I have tried increasing work items per work group with number of CU = 1 using the following attribute__attribute__((reqd_work_group_size(BLOCKDIM,BLOCKDIM,1))) in the matrix multiplication example. In first case : I have set the BLOCKDIM = 16 In the second case : I have set BLOCKDIM = 32 I get almost same resource usage and latency. The number of DSP units are also same. I only observe propotional increase in resource usage when I increase compute units, SIMD or unrolling loops. How does work item get mapped in FPGA fabric.
I have explained this multiple times in different threads, so I will just post some of the existing discussions:https://www.alteraforum.com/forum/showthread.php?t=56121 https://www.alteraforum.com/forum/showthread.php?t=55522 https://www.alteraforum.com/forum/showthread.php?t=57567 tl;dr: There is no thread-level parallelism in NDRange kernels unless you use SIMD or compute unit replication.
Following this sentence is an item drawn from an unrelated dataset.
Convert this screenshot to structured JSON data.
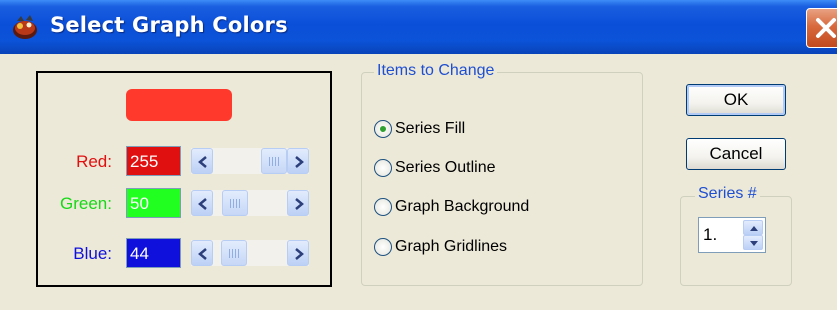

Threads are just pipelined and increasing work-group size will hardly affect performance or area usage.
What about BRAM blocks when my thread uses private memory? Would the private memory allocated for one item gets reused? What happens when I use attributes like SIMD and CU? For eg:- In the case of GEMM example, doubling the SIMD attribute doubles the BRAM usage. I can understand that doubling of BRAM blocks with increasing CU attribute but why would SIMD attribute increase BRAM. Is it because of the local memory replication? Is there any attribute to set a limit for the replication of local memory?
Private memory is generally implemented using registers and does not use Block RAMs. Large local memory buffers are implemented using Block RAMs. CU increases Block RAM usage with the CU factor since it replicates the whole pipeline. The effect of SIMD is not straightforward. If accesses to your local buffer are coalesced under the presence of SIMD, which means the number of ports to that buffer does not change, then replication factor stays the same and Block RAM utilization hardly changes. If, however, such accesses are not consecutive and cannot be coalesced, then using SIMD which increase the number of ports by the SIMD factor and can significantly increase the replication factor. Block RAM replication factor depends on the number of barriers in the kernel, number of accesses to the buffer, and number of work-groups the compiler decides to run simultaneously. The latter cannot be directly controlled by the user. Some attributes are provides to control banking and number of ports for local memory buffers. You can find the details in "Intel FPGA SDK for OpenCL Best Practices Guide, Section 7.5 - Optimizing Accesses to Local Memory by Controlling the Memory Replication Factor".
--- Quote Start --- Number of work groups running simultaneously depends on the compiler? Is it not the number of compute units? --- Quote End --- There are two different levels of work-group concurrency: - Work-groups are pipelined one after another in the same compute unit. Each region between two barriers can be occupied by a different work-group to maximize to maximize pipeline efficiency. The number of work-groups that can be in-flight in the same compute unit is decided by the compiler and is not controllable by the user. This is what I was referring to above. - Work-groups can also run in parallel in different compute units. Altera recommends having at least three times more work-groups than compute units so that coupled with work-group pipelining, circuit occupancy is maximized.